Paddock, according to investigators and the radio transcript, gave himself away by firing through the door, but police were still convinced he was not alone.

“Have confirmed that there are two shooters with fully automated weapons,” an officer said, according to the transcript, about a minute after the hotel guard was wounded.

From that moment on, though, the room at the end of the hall went quiet.

Inside the hotel, the police moved toward Paddock, who had stopped firing.

“Moving up to the 32nd floor,” an officer said on the radio about a half-hour into the attack.

A minute later, from another officer, “Can confirm that there is no gunfire?”

“We’ve been here for the past [unclear] minutes and haven’t heard gunshots for oh, probably 15 minutes,” came the response.

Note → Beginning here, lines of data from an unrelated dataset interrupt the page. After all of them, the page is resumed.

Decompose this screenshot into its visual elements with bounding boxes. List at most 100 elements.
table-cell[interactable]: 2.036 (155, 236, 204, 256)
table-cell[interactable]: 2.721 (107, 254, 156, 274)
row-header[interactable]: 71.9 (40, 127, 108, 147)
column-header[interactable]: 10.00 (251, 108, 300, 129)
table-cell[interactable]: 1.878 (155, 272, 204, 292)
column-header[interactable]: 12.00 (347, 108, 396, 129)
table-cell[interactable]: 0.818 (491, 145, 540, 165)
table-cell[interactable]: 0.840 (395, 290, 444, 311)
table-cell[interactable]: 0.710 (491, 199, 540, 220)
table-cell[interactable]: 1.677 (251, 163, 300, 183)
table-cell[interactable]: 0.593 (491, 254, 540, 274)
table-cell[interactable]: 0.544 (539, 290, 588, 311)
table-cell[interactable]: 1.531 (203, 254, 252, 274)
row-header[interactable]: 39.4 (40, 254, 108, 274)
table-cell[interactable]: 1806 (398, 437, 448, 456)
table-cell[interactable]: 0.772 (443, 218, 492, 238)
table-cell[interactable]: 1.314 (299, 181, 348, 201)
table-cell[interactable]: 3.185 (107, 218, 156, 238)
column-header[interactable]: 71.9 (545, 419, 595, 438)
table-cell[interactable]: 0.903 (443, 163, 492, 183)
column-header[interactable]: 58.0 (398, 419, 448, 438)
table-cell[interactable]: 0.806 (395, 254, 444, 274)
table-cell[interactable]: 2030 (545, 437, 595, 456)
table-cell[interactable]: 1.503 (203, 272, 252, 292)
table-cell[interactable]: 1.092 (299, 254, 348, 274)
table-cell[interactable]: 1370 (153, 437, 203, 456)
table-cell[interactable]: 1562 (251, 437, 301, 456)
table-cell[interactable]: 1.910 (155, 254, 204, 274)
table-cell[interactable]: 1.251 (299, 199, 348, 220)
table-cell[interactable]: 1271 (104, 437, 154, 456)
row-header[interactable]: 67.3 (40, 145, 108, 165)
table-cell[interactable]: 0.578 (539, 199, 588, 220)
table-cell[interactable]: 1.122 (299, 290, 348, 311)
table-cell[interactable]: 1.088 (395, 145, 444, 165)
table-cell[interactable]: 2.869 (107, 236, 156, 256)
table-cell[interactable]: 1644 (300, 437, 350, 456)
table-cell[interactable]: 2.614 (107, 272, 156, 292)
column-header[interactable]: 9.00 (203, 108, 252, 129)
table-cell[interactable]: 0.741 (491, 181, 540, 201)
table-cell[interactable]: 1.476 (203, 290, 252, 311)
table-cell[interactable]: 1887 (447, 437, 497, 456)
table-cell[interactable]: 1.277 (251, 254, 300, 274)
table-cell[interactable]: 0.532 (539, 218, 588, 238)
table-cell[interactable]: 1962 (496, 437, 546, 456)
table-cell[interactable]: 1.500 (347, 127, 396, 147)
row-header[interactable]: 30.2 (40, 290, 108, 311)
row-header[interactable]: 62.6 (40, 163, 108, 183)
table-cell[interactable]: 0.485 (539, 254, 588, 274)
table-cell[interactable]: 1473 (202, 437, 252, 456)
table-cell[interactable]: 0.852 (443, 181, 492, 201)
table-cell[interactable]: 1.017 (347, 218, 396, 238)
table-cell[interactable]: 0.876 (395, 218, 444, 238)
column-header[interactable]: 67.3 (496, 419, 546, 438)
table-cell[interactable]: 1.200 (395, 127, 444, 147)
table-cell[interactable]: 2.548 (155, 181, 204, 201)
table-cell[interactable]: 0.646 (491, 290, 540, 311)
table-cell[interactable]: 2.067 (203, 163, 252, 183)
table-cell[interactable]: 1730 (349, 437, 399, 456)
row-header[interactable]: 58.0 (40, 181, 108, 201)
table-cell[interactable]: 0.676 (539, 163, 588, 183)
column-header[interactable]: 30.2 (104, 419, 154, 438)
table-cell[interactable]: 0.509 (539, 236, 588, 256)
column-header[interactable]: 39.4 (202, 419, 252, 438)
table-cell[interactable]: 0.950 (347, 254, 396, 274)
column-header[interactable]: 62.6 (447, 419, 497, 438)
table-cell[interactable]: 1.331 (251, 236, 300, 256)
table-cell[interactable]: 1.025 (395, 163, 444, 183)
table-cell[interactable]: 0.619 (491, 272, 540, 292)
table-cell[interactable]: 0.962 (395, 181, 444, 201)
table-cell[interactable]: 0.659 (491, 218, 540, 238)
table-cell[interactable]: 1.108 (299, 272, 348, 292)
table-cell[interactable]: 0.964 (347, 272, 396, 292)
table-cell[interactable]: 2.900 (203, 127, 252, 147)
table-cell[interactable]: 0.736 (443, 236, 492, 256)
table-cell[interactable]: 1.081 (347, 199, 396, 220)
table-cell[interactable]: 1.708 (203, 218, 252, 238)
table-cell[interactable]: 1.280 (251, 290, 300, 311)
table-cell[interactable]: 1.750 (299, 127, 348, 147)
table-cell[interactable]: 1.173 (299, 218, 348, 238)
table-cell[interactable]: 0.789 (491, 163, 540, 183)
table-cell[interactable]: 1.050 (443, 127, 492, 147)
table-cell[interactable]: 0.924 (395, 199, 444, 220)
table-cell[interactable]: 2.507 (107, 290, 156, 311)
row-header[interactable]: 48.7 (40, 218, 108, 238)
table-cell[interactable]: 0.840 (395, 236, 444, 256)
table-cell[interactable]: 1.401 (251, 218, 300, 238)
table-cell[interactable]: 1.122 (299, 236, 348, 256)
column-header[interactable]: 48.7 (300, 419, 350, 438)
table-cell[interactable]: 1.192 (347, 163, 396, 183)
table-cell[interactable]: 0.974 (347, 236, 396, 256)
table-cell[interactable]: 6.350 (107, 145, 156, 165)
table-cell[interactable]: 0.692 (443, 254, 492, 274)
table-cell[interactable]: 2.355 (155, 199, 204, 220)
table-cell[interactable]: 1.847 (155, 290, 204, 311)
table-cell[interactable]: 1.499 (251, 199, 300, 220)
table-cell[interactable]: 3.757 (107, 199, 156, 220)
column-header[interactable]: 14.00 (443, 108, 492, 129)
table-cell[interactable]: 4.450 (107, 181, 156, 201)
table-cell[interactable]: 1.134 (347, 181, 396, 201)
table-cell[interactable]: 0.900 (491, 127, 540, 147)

Two minutes later, “We are covering the stairwell on 32.”

For the next half-hour, the SWAT team prepared for the raid. Morgan, the conference attendee, recalled in his interview with the Atlanta TV station, “I could hear the police making their way up the hallway, and they were basically breaking down the doors - opening the doors aggressively."

At about 11:25pm, the floor cleared except for the room at the end of the hall, a senior officer announced over the radio, “We are gonna set off outside the suspect’s door. We are gonna pop this and see if we get any kind of response from this guy.”

The raid did not last long. SWAT team members found Paddock on the floor, already dead.

Video from the hallway shows a room-service cart, probably the one in which Paddock placed a camera. Briefing reporters here Tuesday, Sheriff Joe Lombardo said room service did come to Paddock’s room. But he did not disclose at what time.

Lombardo praised the hotel security response, saying, “We would not have engaged this individual in the time lapse that we did without their assistance.”